Twitter’s complicated relationship with developers is about to get a whole lot worse.
That’s because the company can’t seem to make up its mind on whether it wants to keep third-party Twitter clients around.
Some quick background for those who aren’t up to speed on Twitter developers’ latest headaches: a year ago, the company announced a bunch of changes to its developer policies that the company billed as its latest effort to make the platform a more hospitable place for developers.
But what it didn’t publicize, was that the sweeping API changes would also impose new limits that would effectively “break” the vast majority of third-party Twitter clients. Making matters worse, Twitter never made the beta version of its new API widely available to these developers, who were growing increasingly worried their apps would stop working as of the June 19, 2018, migration date.
All this came to head Friday, when the developers of four of the most popular Twitter clients — Twitterific, Tweetbot, Tweetings, and Talon — penned an open letter to the company begging them to stop #BreakingMyTwitter.

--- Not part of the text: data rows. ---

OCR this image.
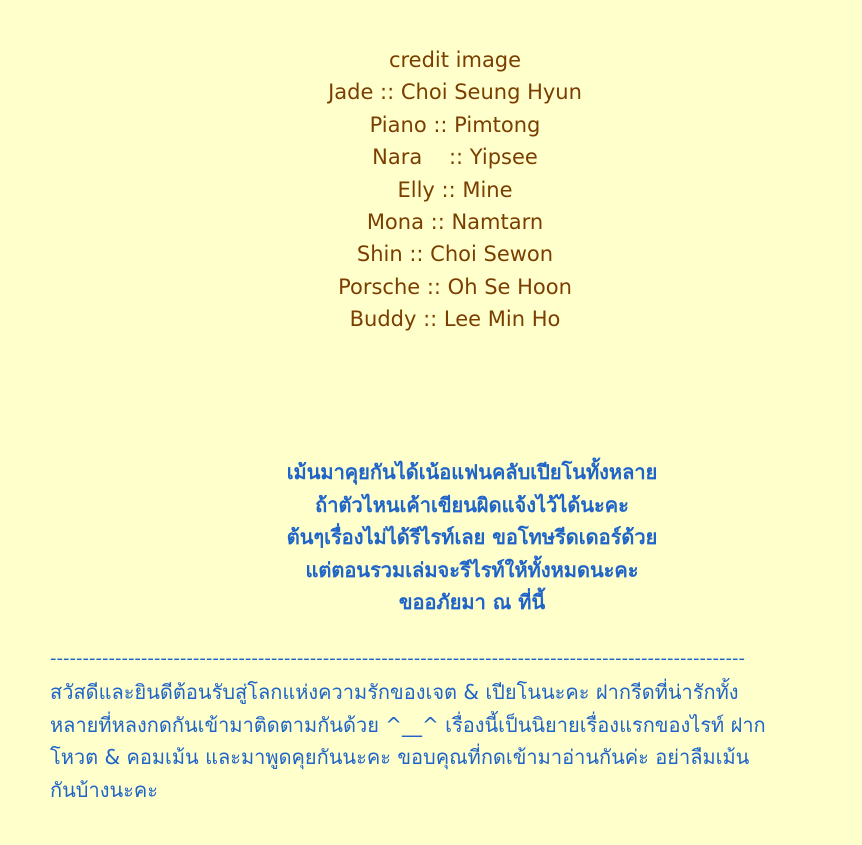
credit image
Jade :: Choi Seung Hyun
Piano :: Pimtong
Nara    :: Yipsee
Elly :: Mine
Mona :: Namtarn
Shin :: Choi Sewon
Porsche :: Oh Se Hoon
Buddy :: Lee Min Ho
เม้นมาคุยกันได้เน้อแฟนคลับเปียโนทั้งหลาย
ถ้าตัวไหนเค้าเขียนผิดแจ้งไว้ได้นะคะ
ต้นๆเรื่องไม่ได้รีไรท์เลย ขอโทษรีดเดอร์ด้วย
แต่ตอนรวมเล่มจะรีไรท์ให้ทั้งหมดนะคะ
ขออภัยมา ณ ที่นี้
-----------------------------------------------------------------------------------------------------------
สวัสดีและยินดีต้อนรับสู่โลกแห่งความรักของเจต & เปียโนนะคะ ฝากรีดที่น่ารักทั้ง
หลายที่หลงกดกันเข้ามาติดตามกันด้วย ^__^ เรื่องนี้เป็นนิยายเรื่องแรกของไรท์ ฝาก
โหวต & คอมเม้น และมาพูดคุยกันนะคะ ขอบคุณที่กดเข้ามาอ่านกันค่ะ อย่าลืมเม้น
กันบ้างนะคะ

“Despite a long history of third-party contributions to the Twitter ecosystem, the company continues to actively discourage ‘client apps that mimic or reproduce the mainstream Twitter consumer client experience,’ Including platforms where there is no native app,” the developers wrote.
Several hours later, Twitter announced that it’d be delaying API changes to a later date, saying the company would make sure developers had at least 90 days notice.
Last year we announced our plan to retire Site Streams & User Streams, and replace them with the Account Activity API (currently in beta). We are delaying the scheduled June 19th deprecation date.
— Twitter Dev (@TwitterDev) April 6, 2018
But though this may provide short-term relief to developers worried about imminent demise of their apps, Twitter failed to give a clear answer on whether it was committed to supporting third-party Twitter clients in the first place.
a spokesperson declined to answer when asked Twitter was committed to supporting third-party clients as part of its ecosystem
For now, Twitter’s Activity API still limits developers to push notifications for just 35 accounts, which is a nonstarter for clients like Tweetbot which need to provide notifications to “hundreds of thousands” of users, according to developers.
A spokesperson declined to answer when asked Twitter was committed to supporting third-party clients as part of its ecosystem.
So while it’s possible Twitter could reach yet another détente with developers, it’s certainly not looking good at this particular moment.
Needless to say, this is worrying not just for developers, but for all Twitter users. Third-party Twitter clients have been an important part of the company’s platform since Twitter’s early days.
Third-party apps have historically been much farther ahead of the curve in terms of adapting to the constantly changing needs of users. Twitterific, for example, had a Mac app for Twitter long before Twitter ever had one (incidentally, the company killed its own native Mac app earlier this year).
Even former product chief Jeff Seibert weighed in to say that killing Tweetbot would be “a grave error.”
While I deeply understand the complexities of running Twitter’s dev platform, and there are no easy decisions here, it would be a grave error to effectively end Mac support by killing Tweetbot. https://t.co/4ZcBRE80FQ
— Jeff Seibert (@jeffseibert) April 6, 2018
But despite their popularity, Twitter has never quite figured out how to peacefully coexist with developers.
In 2015, CEO Jack Dorsey famously promised to “reset” the company’s relationship with developers at the company’s (now defunct) developer conference.
“We can’t stand alone, we need your help, we need the help of everyone in the room,” Dorsey said. “We need to make sure that we are serving all of those organizations and all of our developers in the best way because that is what is going to make Twitter great.”
Less than two years later, the company had canceled its annual developer event and sold off its developer toolkit to Google.
Now, it can’t even give a clear answer on whether it wants third-party apps around at all.